Department of Veterans Affairs (VA), Center for Management of Complex Chronic Care, Edward Hines Jr. VA Hospital (151H), Hines, IL, USA.
PM R. 2010 Feb;2(2):101-9. doi: 10.1016/j.pmrj.2009.11.002. Epub 2010 Feb 1.
To assess the association between antibiotic prescribing for acute respiratory infection (ARI) and subsequent health-care utilization in veterans with spinal cord injury and disorder (SCI/D).
Retrospective cohort of veterans with SCI/D.
Veterans Affairs medical facilities that provide outpatient care.
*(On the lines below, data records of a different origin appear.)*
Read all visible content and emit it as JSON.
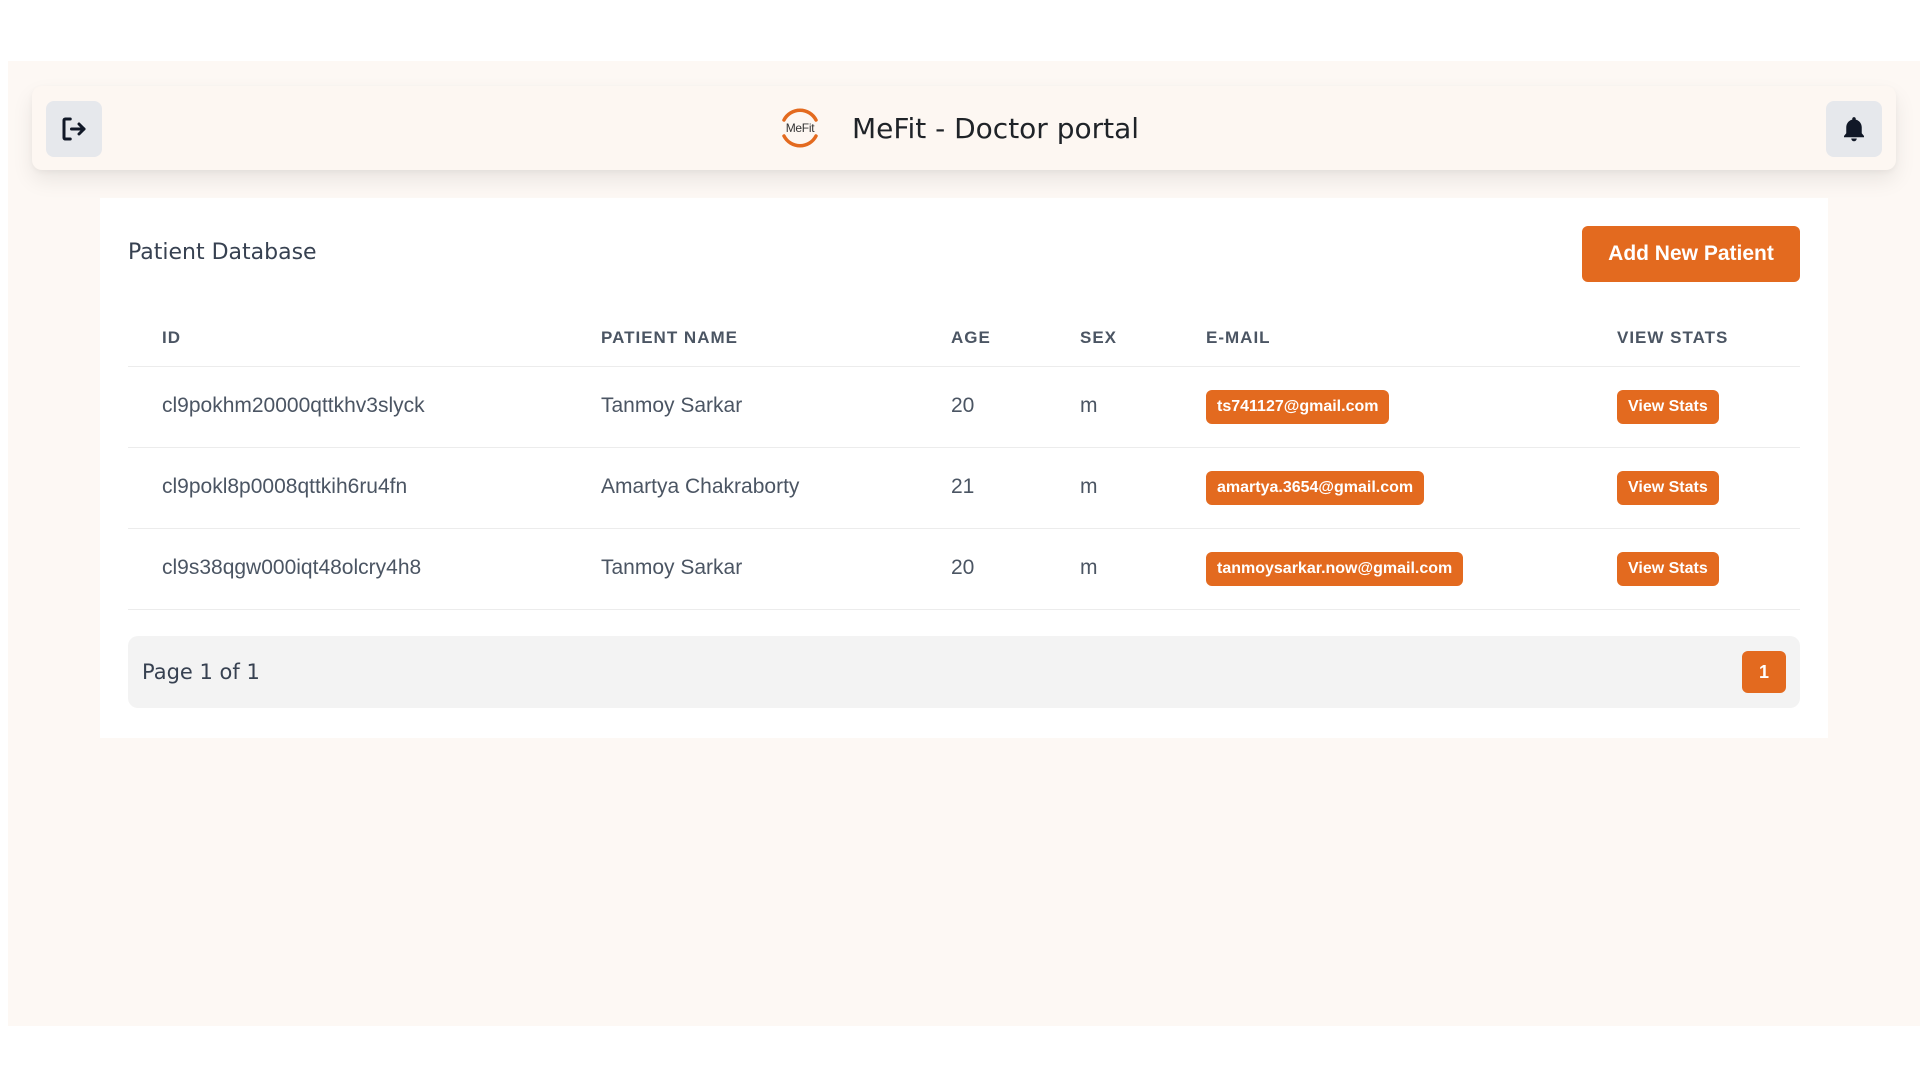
{
  "header": {
    "title": "MeFit - Doctor portal",
    "logo_text": "MeFit",
    "logout_icon": "logout-icon",
    "notifications_icon": "bell-icon"
  },
  "colors": {
    "accent": "#e36a1f",
    "background": "#fdf8f4"
  },
  "main": {
    "title": "Patient Database",
    "add_button_label": "Add New Patient",
    "table": {
      "columns": [
        "ID",
        "PATIENT NAME",
        "AGE",
        "SEX",
        "E-MAIL",
        "VIEW STATS"
      ],
      "rows": [
        {
          "id": "cl9pokhm20000qttkhv3slyck",
          "name": "Tanmoy Sarkar",
          "age": "20",
          "sex": "m",
          "email": "ts741127@gmail.com",
          "stats_label": "View Stats"
        },
        {
          "id": "cl9pokl8p0008qttkih6ru4fn",
          "name": "Amartya Chakraborty",
          "age": "21",
          "sex": "m",
          "email": "amartya.3654@gmail.com",
          "stats_label": "View Stats"
        },
        {
          "id": "cl9s38qgw000iqt48olcry4h8",
          "name": "Tanmoy Sarkar",
          "age": "20",
          "sex": "m",
          "email": "tanmoysarkar.now@gmail.com",
          "stats_label": "View Stats"
        }
      ]
    },
    "pagination": {
      "text": "Page 1 of 1",
      "current_page": "1"
    }
  }
}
Veterans with SCI/D with a diagnosis of acute bronchitis or upper respiratory infection during an outpatient visit between fiscal year 2006 and 2007 that did not result in same-day hospitalization.
Receipt of a new antibiotic prescription occurring within 3 days before or after an ARI visit.
Subsequent outpatient visit or hospitalization within 30 days of the index ARI visit.
A total of 1277 patients were identified with ARI; 53.2% were prescribed an antibiotic. An outpatient clinic visit within 30 days of the index ARI visit occurred in 47.0% of patients. Receipt of an antibiotic prescription was not associated with a subsequent outpatient visit. However, in those with certain chronic respiratory conditions (cough, shortness of breath, bronchitis not specified as acute or chronic, and allergic rhinitis), those prescribed antibiotics were less likely to return for an outpatient visit than those not prescribed antibiotics (adjusted relative risk =0.77, 95% confidence interval = 0.61-0.97); no association was observed in those patients without these conditions. A total of 7.9% of patients were hospitalized within 30 days and did not differ by prescribing group. The 30-day mortality rate was 0.6%.
Certain chronic respiratory conditions in veterans with SCI/D may be risk factors for increased health-care utilization and potentially poor outcomes if a patient is not treated with antibiotics for ARI. However, in those without these conditions, those with ARI who were prescribed antibiotics have similar utilization to those not prescribed antibiotics. These data suggest that in the absence of chronic respiratory conditions, antibiotic use for ARI can be curbed in this population that is at high risk for respiratory complications.
评估脊髓损伤和疾病(SCI/D)退伍军人急性呼吸道感染(ARI)治疗后抗生素使用与后续医疗保健利用之间的关系。
脊髓损伤和疾病退伍军人的回顾性队列。
提供门诊护理的退伍军人事务医疗设施。
2006 年至 2007 年门诊期间患有急性支气管炎或上呼吸道感染但未当天住院的 SCI/D 退伍军人,有急性支气管炎或上呼吸道感染诊断。
ARI 就诊前 3 天内或后 3 天内开具新抗生素处方。
在索引 ARI 就诊后 30 天内的后续门诊就诊或住院。
共确定了 1277 名患有 ARI 的患者;其中 53.2%开了抗生素。47.0%的患者在索引 ARI 就诊后 30 天内进行了门诊就诊。抗生素处方的开具与后续门诊就诊无相关性。然而,在患有某些慢性呼吸系统疾病(咳嗽、呼吸急促、未明确为急性或慢性的支气管炎和过敏性鼻炎)的患者中,与未开抗生素的患者相比,开抗生素的患者不太可能再次就诊(调整后的相对风险=0.77,95%置信区间=0.61-0.97);在没有这些疾病的患者中没有观察到这种相关性。30 天内共有 7.9%的患者住院,与开处方组无差异。30 天死亡率为 0.6%。
在患有 SCI/D 的退伍军人中,某些慢性呼吸系统疾病可能是导致医疗保健利用率增加和潜在不良结局的危险因素,如果不对 ARI 患者使用抗生素治疗。然而,在没有这些疾病的情况下,患有 ARI 且开具抗生素的患者与未开具抗生素的患者的使用情况相似。这些数据表明,在没有慢性呼吸系统疾病的情况下,在该人群中可以控制抗生素治疗 ARI 的使用,因为该人群存在高呼吸并发症风险。